With the input power expressed in dBm, determination of the output power is
simply a matter of adding the individual stage gains or losses:
–89 dBm + 8 dB + 3 dB + 24 dB + 26 dB + 26 dB – 2 dB + 34 dB = +30 dBm.
From the approximations given above, it should be apparent that +30 dBm is
30 dB above 1 mW, a one-thousand-times increase, so the drive power to
the speaker is 0.001 W × 1000 = 1 W.
[Example taken from Miller and Beasley, Modern Electronic Communication, 7th ed., (Upper
Saddle River, N.J.: Prentice-Hall, Inc.), pp. 147–148.]
The above example also makes a subtle but important point. Note that
the input level is referenced to a specific value (and is thus denoted by dBm)
but that individual stage gains are not. When two values expressed with
respect to a reference are compared, the resulting gain or loss is properly
expressed in dB, not in dB with respect to that reference. In other words, the
references cancel.
EXAMPLE:
The power input to an amplifier is measured as – 47 dBm, and the output is
measured as – 24 dBm.
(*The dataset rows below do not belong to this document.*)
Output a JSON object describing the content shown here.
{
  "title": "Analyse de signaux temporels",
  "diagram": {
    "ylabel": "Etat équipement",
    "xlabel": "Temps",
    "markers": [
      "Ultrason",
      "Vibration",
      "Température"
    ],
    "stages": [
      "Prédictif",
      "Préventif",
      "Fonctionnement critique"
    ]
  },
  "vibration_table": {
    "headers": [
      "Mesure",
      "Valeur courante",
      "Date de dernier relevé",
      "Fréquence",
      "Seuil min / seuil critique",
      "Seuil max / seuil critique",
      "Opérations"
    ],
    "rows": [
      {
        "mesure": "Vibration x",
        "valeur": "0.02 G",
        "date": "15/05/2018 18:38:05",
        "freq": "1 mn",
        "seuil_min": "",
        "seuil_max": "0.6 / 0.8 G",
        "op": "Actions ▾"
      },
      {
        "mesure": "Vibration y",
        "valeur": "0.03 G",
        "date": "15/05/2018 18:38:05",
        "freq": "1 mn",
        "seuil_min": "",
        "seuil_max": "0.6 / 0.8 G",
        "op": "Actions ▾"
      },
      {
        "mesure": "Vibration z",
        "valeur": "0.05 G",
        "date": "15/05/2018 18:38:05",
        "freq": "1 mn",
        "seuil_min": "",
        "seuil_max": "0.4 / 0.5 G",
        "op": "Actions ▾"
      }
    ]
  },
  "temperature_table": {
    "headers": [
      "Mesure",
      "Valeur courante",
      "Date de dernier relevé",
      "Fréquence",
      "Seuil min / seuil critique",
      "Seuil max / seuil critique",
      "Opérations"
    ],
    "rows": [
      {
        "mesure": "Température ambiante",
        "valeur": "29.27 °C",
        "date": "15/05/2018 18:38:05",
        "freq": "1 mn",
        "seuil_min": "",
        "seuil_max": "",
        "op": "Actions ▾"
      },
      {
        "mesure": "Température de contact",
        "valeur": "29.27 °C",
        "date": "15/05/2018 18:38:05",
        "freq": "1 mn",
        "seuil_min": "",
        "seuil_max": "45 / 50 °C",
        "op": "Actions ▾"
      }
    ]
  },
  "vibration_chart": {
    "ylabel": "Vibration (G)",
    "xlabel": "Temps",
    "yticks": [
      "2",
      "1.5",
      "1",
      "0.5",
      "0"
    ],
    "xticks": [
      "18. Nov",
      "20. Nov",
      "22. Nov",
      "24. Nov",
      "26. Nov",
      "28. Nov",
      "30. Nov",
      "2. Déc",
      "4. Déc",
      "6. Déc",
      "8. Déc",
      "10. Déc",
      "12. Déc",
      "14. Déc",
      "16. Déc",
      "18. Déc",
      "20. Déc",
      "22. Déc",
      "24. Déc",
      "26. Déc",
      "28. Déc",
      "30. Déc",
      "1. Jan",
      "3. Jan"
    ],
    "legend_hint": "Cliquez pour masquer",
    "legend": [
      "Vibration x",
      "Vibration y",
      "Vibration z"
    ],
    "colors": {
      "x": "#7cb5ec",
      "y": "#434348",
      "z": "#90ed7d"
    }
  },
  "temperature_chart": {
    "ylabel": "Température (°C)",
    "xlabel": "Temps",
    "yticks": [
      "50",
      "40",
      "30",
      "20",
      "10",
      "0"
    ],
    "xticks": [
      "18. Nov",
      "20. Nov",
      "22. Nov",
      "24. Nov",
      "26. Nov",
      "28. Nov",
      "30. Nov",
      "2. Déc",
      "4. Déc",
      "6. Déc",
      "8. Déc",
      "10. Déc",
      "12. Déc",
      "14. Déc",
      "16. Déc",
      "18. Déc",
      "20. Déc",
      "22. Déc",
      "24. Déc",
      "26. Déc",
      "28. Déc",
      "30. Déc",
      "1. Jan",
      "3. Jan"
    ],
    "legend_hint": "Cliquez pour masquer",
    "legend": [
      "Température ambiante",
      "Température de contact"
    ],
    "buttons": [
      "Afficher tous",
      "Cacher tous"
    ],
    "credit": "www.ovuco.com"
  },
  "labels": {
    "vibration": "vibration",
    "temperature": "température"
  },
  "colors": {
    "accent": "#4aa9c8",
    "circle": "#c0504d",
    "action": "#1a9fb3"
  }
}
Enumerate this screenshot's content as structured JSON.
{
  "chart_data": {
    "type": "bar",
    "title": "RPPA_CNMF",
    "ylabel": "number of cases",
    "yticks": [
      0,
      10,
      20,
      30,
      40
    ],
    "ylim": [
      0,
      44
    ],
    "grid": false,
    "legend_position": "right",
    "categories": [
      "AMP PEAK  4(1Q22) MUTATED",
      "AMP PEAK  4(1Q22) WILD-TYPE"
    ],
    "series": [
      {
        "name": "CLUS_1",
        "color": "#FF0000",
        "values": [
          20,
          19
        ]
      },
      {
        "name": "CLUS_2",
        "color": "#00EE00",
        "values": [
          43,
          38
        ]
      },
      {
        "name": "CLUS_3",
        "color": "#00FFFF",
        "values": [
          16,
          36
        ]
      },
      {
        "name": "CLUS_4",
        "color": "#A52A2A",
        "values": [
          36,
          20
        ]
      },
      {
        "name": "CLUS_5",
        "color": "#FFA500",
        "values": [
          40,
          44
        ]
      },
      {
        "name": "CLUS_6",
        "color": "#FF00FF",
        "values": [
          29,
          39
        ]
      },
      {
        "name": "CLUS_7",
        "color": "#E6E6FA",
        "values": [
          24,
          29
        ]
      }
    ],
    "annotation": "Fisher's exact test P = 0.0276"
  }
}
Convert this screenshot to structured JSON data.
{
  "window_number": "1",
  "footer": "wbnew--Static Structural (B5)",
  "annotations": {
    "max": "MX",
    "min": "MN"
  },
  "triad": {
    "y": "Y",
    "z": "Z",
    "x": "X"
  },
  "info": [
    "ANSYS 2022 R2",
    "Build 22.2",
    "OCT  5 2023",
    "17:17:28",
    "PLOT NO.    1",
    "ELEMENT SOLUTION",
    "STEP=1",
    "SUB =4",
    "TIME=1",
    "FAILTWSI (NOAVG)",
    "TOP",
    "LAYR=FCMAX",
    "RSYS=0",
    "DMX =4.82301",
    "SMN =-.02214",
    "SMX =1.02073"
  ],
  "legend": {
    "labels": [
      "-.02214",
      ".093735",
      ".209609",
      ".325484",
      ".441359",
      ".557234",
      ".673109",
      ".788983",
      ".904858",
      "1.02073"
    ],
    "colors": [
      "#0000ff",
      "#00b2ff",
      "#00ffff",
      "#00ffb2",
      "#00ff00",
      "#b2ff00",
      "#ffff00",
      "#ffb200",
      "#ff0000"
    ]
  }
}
What is the gain? Is the gain properly expressed in
dB or dBm?
SOLUTION:
The gain is simply the output minus the input, or – 24 dBm – (– 47 dBm)
= 23 dB. The difference in input and output simply represents the ratio
between two power ratios, not the ratio with respect to a fixed level (1 mW in
this case), so the output is properly expressed in dB.